I only caught the final songs from Will Tun And The Wasters, but with their richly rough vocals and irrepressible stage presence, it was good preparation for what was to come. This wasn't going to be an eclectic night in terms of sounds, but it sure was going to be fun.

Dragging some of the last vestiges of weekend energy out of the sadly less than capacity crowd, local band Smokey Bastard deliver their folk punk tunes - which bring to mind something along the lines of Sham 69 and Flogging Molly having fisticuffs while Rancid place bets - in a cheerily shambolic fashion. They also sing songs about pirates, and one inspired by our dear hometown, with a 'wasteland' refrain, so extra points to them. Their set leaves people on a high, more buzzed up than anyone had a right to expect on a Sunday night.

...Which may be why Canadian polka punks, The Dreadnoughts, with their intentionally antagonistic style and clear insecurity over the size of the crowd, grate a little. Their music, full bodied, street punk, with hints of Gogol Bordello and The Pogues, calls for roaring singalongs and carefree jigs, but their stage banter just raises hackles. Not because of its try-hard, psuedo-offensiveness, but because for the amount of time they spend prattling on irritably about how unappreciative the audience are, they could be playing three more songs!

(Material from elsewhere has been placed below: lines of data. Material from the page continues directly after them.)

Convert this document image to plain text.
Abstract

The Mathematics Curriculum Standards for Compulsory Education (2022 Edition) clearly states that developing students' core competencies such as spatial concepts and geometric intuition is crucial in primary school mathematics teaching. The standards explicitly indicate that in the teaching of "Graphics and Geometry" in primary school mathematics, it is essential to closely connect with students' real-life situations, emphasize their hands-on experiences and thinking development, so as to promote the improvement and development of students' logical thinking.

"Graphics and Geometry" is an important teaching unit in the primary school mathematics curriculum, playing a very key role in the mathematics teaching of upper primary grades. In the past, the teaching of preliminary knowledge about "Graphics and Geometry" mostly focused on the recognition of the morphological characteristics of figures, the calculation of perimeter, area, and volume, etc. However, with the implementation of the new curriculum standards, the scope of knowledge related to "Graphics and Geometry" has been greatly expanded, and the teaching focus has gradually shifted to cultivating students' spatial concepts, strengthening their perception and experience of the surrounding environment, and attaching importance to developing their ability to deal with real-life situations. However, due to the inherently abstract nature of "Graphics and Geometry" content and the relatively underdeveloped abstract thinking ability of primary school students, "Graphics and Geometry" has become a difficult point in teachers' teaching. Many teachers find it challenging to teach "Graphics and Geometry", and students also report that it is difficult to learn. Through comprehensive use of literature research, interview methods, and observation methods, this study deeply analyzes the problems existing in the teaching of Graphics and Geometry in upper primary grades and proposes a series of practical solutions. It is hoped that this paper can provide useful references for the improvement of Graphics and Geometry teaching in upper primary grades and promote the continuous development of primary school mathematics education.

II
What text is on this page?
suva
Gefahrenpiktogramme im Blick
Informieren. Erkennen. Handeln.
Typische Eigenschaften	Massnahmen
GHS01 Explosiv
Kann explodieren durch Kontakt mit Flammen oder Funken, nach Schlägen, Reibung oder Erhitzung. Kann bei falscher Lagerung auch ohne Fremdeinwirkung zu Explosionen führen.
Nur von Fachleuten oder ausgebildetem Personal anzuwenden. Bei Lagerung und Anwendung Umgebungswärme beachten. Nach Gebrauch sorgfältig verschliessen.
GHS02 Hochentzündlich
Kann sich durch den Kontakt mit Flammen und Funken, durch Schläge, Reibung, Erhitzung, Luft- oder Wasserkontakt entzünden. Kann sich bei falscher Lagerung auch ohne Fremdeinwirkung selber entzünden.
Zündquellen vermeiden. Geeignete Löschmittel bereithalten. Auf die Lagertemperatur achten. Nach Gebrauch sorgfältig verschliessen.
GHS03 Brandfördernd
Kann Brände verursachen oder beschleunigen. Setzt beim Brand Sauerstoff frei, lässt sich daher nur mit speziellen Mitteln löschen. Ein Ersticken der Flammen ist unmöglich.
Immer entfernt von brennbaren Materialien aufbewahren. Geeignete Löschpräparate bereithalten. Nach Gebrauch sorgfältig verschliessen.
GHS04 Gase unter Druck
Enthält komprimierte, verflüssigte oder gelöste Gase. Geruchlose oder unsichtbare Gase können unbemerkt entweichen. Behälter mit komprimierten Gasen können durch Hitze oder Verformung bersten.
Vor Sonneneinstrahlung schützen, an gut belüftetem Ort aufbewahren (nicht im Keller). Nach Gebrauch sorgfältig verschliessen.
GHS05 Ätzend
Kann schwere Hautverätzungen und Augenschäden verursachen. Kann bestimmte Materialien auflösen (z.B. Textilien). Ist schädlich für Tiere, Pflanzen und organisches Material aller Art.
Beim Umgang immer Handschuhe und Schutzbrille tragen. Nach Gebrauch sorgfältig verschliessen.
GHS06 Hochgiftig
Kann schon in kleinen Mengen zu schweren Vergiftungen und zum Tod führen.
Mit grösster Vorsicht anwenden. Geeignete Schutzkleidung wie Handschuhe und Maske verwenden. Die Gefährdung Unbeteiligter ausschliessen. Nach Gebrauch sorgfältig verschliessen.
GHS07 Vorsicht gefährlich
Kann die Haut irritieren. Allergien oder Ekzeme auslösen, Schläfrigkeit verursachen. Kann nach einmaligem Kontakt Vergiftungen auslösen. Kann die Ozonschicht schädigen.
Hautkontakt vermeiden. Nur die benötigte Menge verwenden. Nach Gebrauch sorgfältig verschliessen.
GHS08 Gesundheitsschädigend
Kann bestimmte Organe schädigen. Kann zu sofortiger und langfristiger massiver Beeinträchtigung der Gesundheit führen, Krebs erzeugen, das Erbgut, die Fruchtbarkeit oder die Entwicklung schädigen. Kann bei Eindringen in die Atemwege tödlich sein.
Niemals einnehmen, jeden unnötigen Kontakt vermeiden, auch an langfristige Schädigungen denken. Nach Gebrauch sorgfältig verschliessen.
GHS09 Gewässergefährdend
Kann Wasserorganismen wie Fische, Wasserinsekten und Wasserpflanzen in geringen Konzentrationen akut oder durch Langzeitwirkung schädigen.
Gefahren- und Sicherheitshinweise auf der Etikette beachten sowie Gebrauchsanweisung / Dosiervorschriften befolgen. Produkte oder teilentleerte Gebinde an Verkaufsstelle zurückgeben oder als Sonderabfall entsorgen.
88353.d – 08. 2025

They have the tunes, the sea shanties and the ability to whip up a wall of death mosh out of only a couple of hundred people, but maybe The Dreadnoughts should make an attempt to reconcile their paradoxical desires. On the one hand, they appear to want to be revered as edgy folk punk standard-bearers by fawning audiences, while on the other, they seem to revel in being heckled by a crowd that they've goaded into hostility, in a cliched, worn-out homage to punk rock circa 1976. They've got energy in bucketloads, but those chips on their shoulders are just weighing them down.